Depuis l’arrivée de Sébastien Lecornu à Matignon, il n’a envoyé que des signaux extrêmement graves, que ce soit concernant l’Ademe ou toutes les autres agences publiques indépendantes, comme Santé publique France. Idem, le Premier ministre n’a pas eu une parole sur ce qui va se passer dans les années à venir.
Je ne veux pas que cela se perde dans l’actualité politique au milieu de trois actus et de deux matchs de foot. Nous voulons que cette question et cette absence de mobilisation de l’État soit un débat politique. Nous voulons que cette question et cette absence de mobilisation de l’État soit un débat politique.
Les Écologistes réclament aussi l’ouverture d’une commission d’enquête sur l’« absence de politique d’adaptation » de l’exécutif. Qu’en attendez-vous ?
Pour moi, le problème ne relève pas que de l’adaptation. On le voit aujourd’hui avec la question de la climatisation : tout le débat se concentre uniquement sur l’adaptation, c’est-à-dire sur comment vivre dans une France à + 4 °C, à + 5 °C. Cela évacue complètement le sujet de la réduction des émissions de gaz à effet de serre, lequel est encore une fois mis au second plan.

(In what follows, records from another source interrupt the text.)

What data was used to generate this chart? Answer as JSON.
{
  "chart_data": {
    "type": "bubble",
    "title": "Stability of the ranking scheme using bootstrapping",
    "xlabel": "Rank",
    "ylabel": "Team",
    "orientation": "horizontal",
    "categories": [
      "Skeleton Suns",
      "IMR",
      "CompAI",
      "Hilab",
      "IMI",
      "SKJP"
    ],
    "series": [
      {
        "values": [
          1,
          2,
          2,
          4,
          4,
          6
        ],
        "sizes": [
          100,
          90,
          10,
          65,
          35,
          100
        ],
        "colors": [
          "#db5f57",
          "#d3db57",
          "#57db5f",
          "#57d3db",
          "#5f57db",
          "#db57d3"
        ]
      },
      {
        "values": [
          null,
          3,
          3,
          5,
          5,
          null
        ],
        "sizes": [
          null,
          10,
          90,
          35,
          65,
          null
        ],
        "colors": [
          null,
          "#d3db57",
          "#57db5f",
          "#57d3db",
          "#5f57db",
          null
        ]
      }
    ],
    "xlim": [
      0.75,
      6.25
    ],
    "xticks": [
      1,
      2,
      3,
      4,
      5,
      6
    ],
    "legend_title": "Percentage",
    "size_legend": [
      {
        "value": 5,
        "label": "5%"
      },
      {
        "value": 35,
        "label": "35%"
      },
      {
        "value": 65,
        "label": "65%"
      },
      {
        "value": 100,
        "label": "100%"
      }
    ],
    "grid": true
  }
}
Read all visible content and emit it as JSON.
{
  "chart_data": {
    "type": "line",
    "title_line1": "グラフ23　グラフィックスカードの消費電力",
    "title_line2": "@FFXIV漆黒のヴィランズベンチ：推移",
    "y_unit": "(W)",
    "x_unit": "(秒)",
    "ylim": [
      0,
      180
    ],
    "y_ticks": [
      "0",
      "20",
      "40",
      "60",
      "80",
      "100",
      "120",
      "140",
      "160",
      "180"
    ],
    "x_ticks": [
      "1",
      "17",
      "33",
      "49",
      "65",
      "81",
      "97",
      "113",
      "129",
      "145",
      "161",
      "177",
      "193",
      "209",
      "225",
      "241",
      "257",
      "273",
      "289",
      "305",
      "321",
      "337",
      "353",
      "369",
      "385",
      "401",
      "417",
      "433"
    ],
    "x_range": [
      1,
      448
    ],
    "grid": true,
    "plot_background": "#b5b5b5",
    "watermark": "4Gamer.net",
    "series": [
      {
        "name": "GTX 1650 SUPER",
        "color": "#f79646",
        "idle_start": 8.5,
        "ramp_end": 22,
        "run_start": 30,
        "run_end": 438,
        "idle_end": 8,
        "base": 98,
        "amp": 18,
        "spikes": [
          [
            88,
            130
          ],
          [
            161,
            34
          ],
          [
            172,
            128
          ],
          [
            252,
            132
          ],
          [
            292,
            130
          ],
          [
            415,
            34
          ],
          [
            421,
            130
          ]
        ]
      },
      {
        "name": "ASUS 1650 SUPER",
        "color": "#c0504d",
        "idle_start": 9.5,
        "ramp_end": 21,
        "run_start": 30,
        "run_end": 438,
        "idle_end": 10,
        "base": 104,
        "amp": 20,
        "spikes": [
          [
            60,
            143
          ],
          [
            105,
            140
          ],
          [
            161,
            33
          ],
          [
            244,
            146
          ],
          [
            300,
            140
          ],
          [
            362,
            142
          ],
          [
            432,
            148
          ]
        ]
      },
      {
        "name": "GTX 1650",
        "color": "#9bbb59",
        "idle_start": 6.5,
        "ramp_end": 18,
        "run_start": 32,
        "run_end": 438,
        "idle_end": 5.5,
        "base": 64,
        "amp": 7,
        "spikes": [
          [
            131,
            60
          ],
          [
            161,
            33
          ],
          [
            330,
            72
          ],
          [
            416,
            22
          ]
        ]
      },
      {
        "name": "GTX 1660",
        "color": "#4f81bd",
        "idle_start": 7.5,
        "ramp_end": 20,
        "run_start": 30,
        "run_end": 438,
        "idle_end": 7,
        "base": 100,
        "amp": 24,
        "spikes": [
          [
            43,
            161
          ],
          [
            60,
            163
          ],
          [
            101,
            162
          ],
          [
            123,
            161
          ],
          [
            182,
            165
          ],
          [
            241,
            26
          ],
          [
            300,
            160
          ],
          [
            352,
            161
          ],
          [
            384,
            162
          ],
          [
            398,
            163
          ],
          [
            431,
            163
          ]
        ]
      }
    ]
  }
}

Or, toute politique d’adaptation ne peut être qu’imparfaite si le réchauffement climatique s’emballe et si elle ne garantit pas la survie des plus faibles et, au-delà, de la survie de l’humanité. Le débat sur l’adaptation est donc un débat partiel, et la commission d’enquête devra également investiguer la question de l’atténuation de ce réchauffement car il n’y a pas d’adaptation possible dans un monde à + 4 °C. L’épisode que nous venons de vivre le montre très bien.
« Toute politique d’adaptation ne peut être qu’imparfaite si elle ne garantit pas la survie des plus faibles »
En tout cas, il faut que tous les ministres — écologie, logement, santé, éducation nationale, justice… — qui ont brillé par leur absence durant cet épisode caniculaire soient individuellement questionnés sur le fait qu’ils avaient tous quelque chose de plus important à faire à ce moment-là, alors que l’ensemble du pays était en très grande difficulté.
Au fond, aucun d’entre eux n’en a pris la mesure, car eux-mêmes n’ont pas vécu dans leur chair ce qu’est la canicule. Comment ont-ils pu laisser un pays entier dans une situation aussi compliquée sans aucun accompagnement et sans aucune politique publique ? Ils devront en répondre.